‘The Good Son’ by You-Jeong Jeong tells the story of Yu-jin, a hardworking student, a competitive swimmer who had an enviable athletic career ahead of him, and a good son that lives at home with his mother. Yu-jin wakes up one morning finding himself in a conundrum: why is it so quiet and why does it smell so much like blood? During the course of three days, Yu-Jin sets out to investigate every detail of the night he can’t remember much of. The book is divided into four sections: ‘A Call in the Dark’, ‘Who am I?’, ‘A Danger to Others’, and ‘Origin of the Species’, all of which are emotionally tense and leave the reader at the edge of their seat.
Yu-Jin wakes up in a pool of blood. His brother is calling the home phone, asking if everything is alright since he had missed a phone call from their mother late the night before, and she is not answering her cell phone in the morning. Not knowing whose blood it is nor where it came from, Yu-jin searches around the house for a possible break-in only to find their mother murdered on the kitchen floor.
Written in the first person, the reader immerges into Yu-Jin’s mind as he delves into the murder of his mother. How did he not hear it? Where was he as it took place? Yu-jin is puzzled by that morning event.
At times dark and gory, ‘The Good Son’ is a page-turner, suspenseful thriller by South Korean author You-Jeong Jeong. Having had her novels translated into seven languages, this is You-Jeong Jeong’s first novel translated into English. You-Jeong Jeong is highly regarded in South Korea for her psychological thrillers, and award-winning translator Chi-Young Kim has done a phenomenal job translating this number one international best seller into English.
‘The Good Son’ tells the story of Yu-jin, a hardworking student that made it into law school, a competitive swimmer with a brilliant athletic record, and a good son that lives at home with his mother, under the strict schedules and obligations she implemented.
Having suffered from seizures and blackouts for most of his life, Yu-jin often has trouble with his memory. Could this be the reason the previous night’s events become all foggy? Could this be the reason he has no recollection of hearing or seeing any commotion while his mother was being murdered?
Struggling to regain his memory, Yu-jin is adamant about not calling the police right away – it would be incredibly suspicious if he simply told the police he doesn’t remember anything from the night before. That would be an open-and-shut case that would lock him up for a long time. While Yu-jin is figuring out what to do and how to explain that now Mother is “missing” to brother Hae-win and Auntie, who keep calling to check in on her – after all, it is not like Mother to just go away on a retreat for a couple of days without leaving an itinerary or contact number – police show up at the apartment after receiving a call from someone claiming to be Ms Kim Ji-won, Yu-jin’s mother. How could it be Mother if she was murdered the night before? Yu-jin quickly realizes that someone impersonated his mother in order to get into the apartment complex, which required a key at any of its gates. But who? Could it be the killer, to finish off the job and get him next?
Yu-jin is reluctant to ask Hae-win – his brother and best friend – for help because of the optics of it all.
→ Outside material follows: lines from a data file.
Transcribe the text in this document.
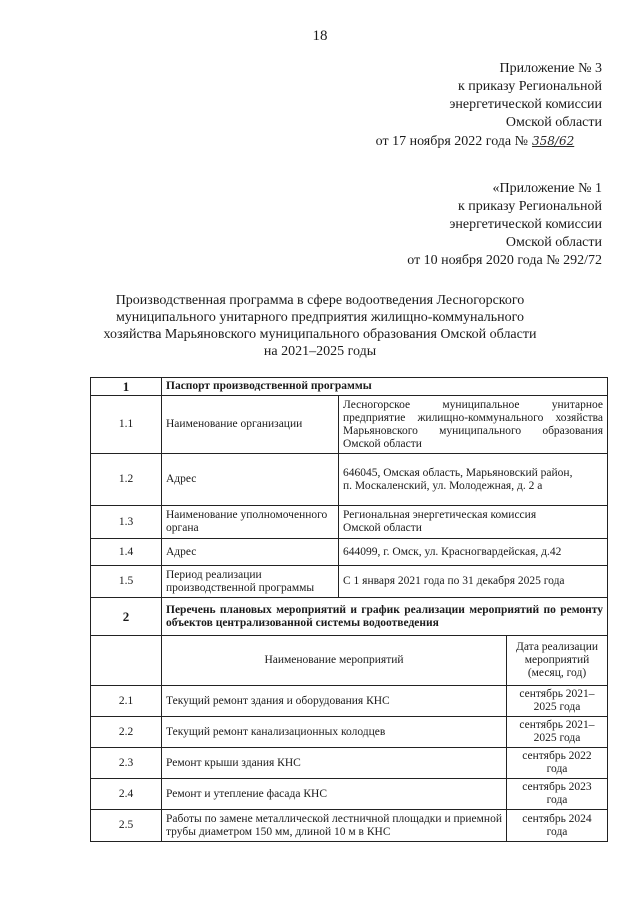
18
Приложение № 3
к приказу Региональной
энергетической комиссии
Омской области
от 17 ноября 2022 года № 358/62
«Приложение № 1
к приказу Региональной
энергетической комиссии
Омской области
от 10 ноября 2020 года № 292/72
Производственная программа в сфере водоотведения Лесногорского
муниципального унитарного предприятия жилищно-коммунального
хозяйства Марьяновского муниципального образования Омской области
на 2021–2025 годы
1	Паспорт производственной программы		
1.1	Наименование организации	Лесногорское муниципальное унитарное предприятие жилищно-коммунального хозяйства Марьяновского муниципального образования Омской области	
1.2	Адрес	646045, Омская область, Марьяновский район, п. Москаленский, ул. Молодежная, д. 2 а	
1.3	Наименование уполномоченного органа	Региональная энергетическая комиссия Омской области	
1.4	Адрес	644099, г. Омск, ул. Красногвардейская, д.42	
1.5	Период реализации производственной программы	С 1 января 2021 года по 31 декабря 2025 года	
2	Перечень плановых мероприятий и график реализации мероприятий по ремонту объектов централизованной системы водоотведения		
	Наименование мероприятий		Дата реализации мероприятий (месяц, год)
2.1	Текущий ремонт здания и оборудования КНС		сентябрь 2021–2025 года
2.2	Текущий ремонт канализационных колодцев		сентябрь 2021–2025 года
2.3	Ремонт крыши здания КНС		сентябрь 2022 года
2.4	Ремонт и утепление фасада КНС		сентябрь 2023 года
2.5	Работы по замене металлической лестничной площадки и приемной трубы диаметром 150 мм, длиной 10 м в КНС		сентябрь 2024 года
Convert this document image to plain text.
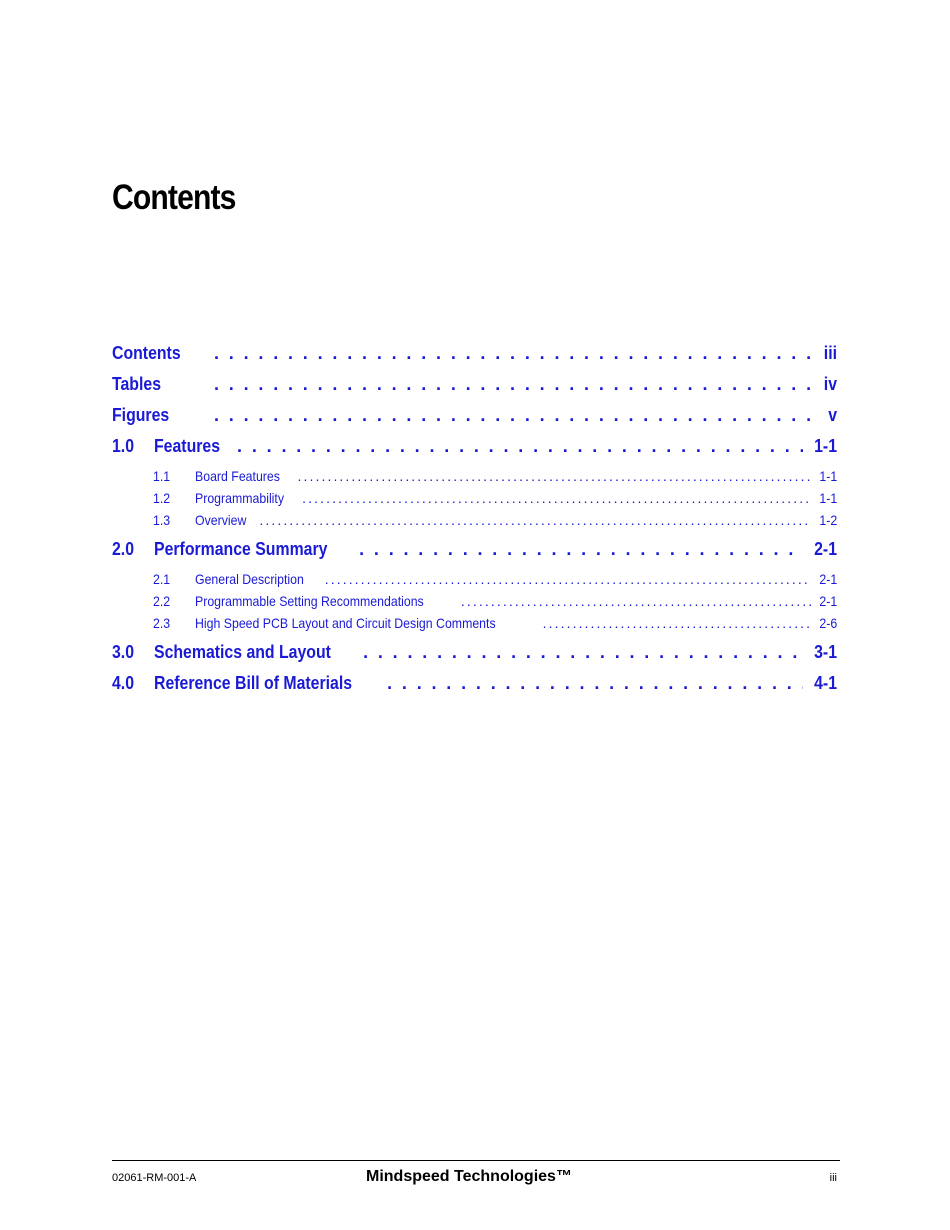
Contents
Contents . . .	iii
Tables . . .	iv
Figures . . .	v
1.0	Features . . .	1-1
1.1	Board Features .....	1-1
1.2	Programmability .....	1-1
1.3	Overview .....	1-2
2.0	Performance Summary . . .	2-1
2.1	General Description .....	2-1
2.2	Programmable Setting Recommendations .....	2-1
2.3	High Speed PCB Layout and Circuit Design Comments .....	2-6
3.0	Schematics and Layout . . .	3-1
4.0	Reference Bill of Materials . . .	4-1
02061-RM-001-A	Mindspeed Technologies™	iii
It wouldn’t just be the police raising eyebrows and questions at Yu-jin’s “timely and convenient” memory loss, but so too would his brother and Auntie raise questions of their own.
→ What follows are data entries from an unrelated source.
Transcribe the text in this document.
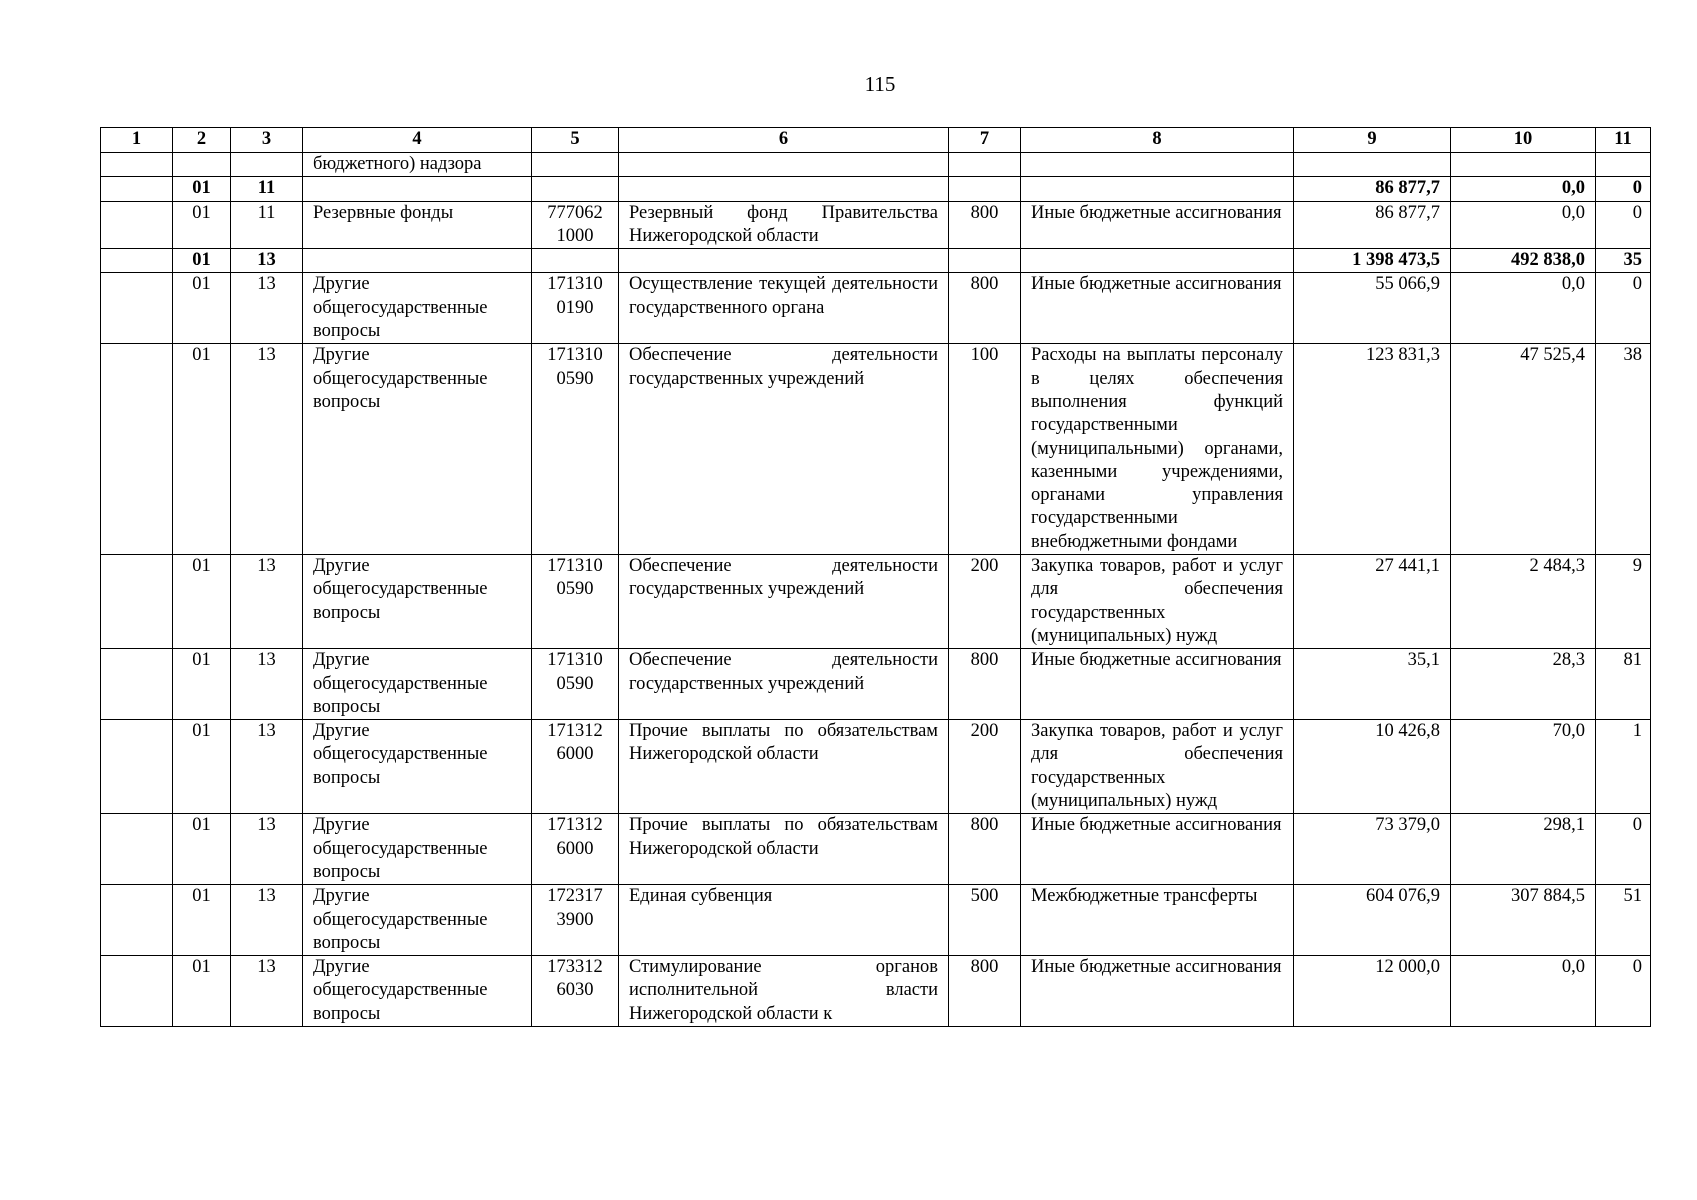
115
1	2	3	4	5	6	7	8	9	10	11
			бюджетного) надзора							
	01	11						86 877,7	0,0	0
	01	11	Резервные фонды	777062 1000	Резервный фонд Правительства Нижегородской области	800	Иные бюджетные ассигнования	86 877,7	0,0	0
	01	13						1 398 473,5	492 838,0	35
	01	13	Другие общегосударственные вопросы	171310 0190	Осуществление текущей деятельности государственного органа	800	Иные бюджетные ассигнования	55 066,9	0,0	0
	01	13	Другие общегосударственные вопросы	171310 0590	Обеспечение деятельности государственных учреждений	100	Расходы на выплаты персоналу в целях обеспечения выполнения функций государственными (муниципальными) органами, казенными учреждениями, органами управления государственными внебюджетными фондами	123 831,3	47 525,4	38
	01	13	Другие общегосударственные вопросы	171310 0590	Обеспечение деятельности государственных учреждений	200	Закупка товаров, работ и услуг для обеспечения государственных (муниципальных) нужд	27 441,1	2 484,3	9
	01	13	Другие общегосударственные вопросы	171310 0590	Обеспечение деятельности государственных учреждений	800	Иные бюджетные ассигнования	35,1	28,3	81
	01	13	Другие общегосударственные вопросы	171312 6000	Прочие выплаты по обязательствам Нижегородской области	200	Закупка товаров, работ и услуг для обеспечения государственных (муниципальных) нужд	10 426,8	70,0	1
	01	13	Другие общегосударственные вопросы	171312 6000	Прочие выплаты по обязательствам Нижегородской области	800	Иные бюджетные ассигнования	73 379,0	298,1	0
	01	13	Другие общегосударственные вопросы	172317 3900	Единая субвенция	500	Межбюджетные трансферты	604 076,9	307 884,5	51
	01	13	Другие общегосударственные вопросы	173312 6030	Стимулирование органов исполнительной власти Нижегородской области к	800	Иные бюджетные ассигнования	12 000,0	0,0	0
Revelations in Mother’s diary shed a particularly shocking discovery, including to Yu-jin himself, who is left helpless trying to make sense of it all. Could what Mother wrote all these years ago really be true? And why did Auntie play such a key role in Yu-jin’s future as well as Mother’s choices regarding her own son? “The most important decision in my life had been made not by my mother but by her younger sister, a woman who hadn’t given birth to me, brought me up, or even loved me,” Yu-jin says of Auntie.
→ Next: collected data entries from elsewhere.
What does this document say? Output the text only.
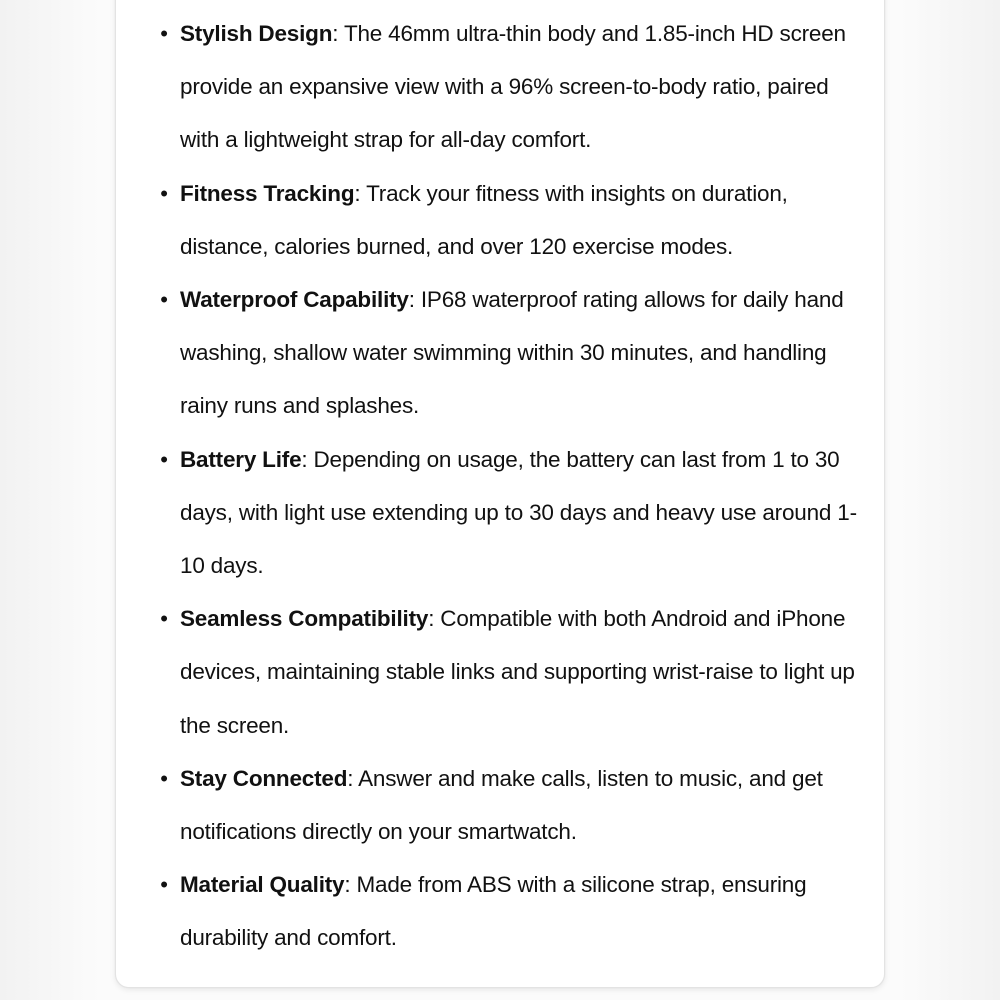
• Stylish Design: The 46mm ultra-thin body and 1.85-inch HD screen provide an expansive view with a 96% screen-to-body ratio, paired with a lightweight strap for all-day comfort.
• Fitness Tracking: Track your fitness with insights on duration, distance, calories burned, and over 120 exercise modes.
• Waterproof Capability: IP68 waterproof rating allows for daily hand washing, shallow water swimming within 30 minutes, and handling rainy runs and splashes.
• Battery Life: Depending on usage, the battery can last from 1 to 30 days, with light use extending up to 30 days and heavy use around 1-10 days.
• Seamless Compatibility: Compatible with both Android and iPhone devices, maintaining stable links and supporting wrist-raise to light up the screen.
• Stay Connected: Answer and make calls, listen to music, and get notifications directly on your smartwatch.
• Material Quality: Made from ABS with a silicone strap, ensuring durability and comfort.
It is through Mother’s diary that we find out more about Yu-jin, his health, his academic record and his swimming career; and through Yu-Jin, we learn about the other characters – Mother, Auntie, Yongi the food vendor, brother Hae-jin, and brother Yu-min.
Mother’s diary entries, at times, express concern as to whether or not Yu-jin has stopped taking his medication, without which he was prone to seizures. It would not have been the first time. “Looking back, I realized that I had been attacked by smell every time I stopped my meds. Usually they were pungent – blood, fish, sewage, dirt, water, tress, grass. Even perfume or scented oil was strong and unpleasant. This whole time I had believed it foreshadowed a seizure,” Yu-jin confesses to the reader.
Over the course of three days as he struggles to remember what happened the night of Mother’s murder, Yu-jin is forced to relive old memories that date all the way back to his childhood, and the accident that took his brother Yu-min’s life at a very young age. These memories leave Yu-jin, as well as the reader, shocked and wondering how well does a mother truly know her son?
Intriguing and mesmerizing, ‘The Good Son’ leaves the reader enthralled in this family dynamic, equally filled with love, anger and resentment.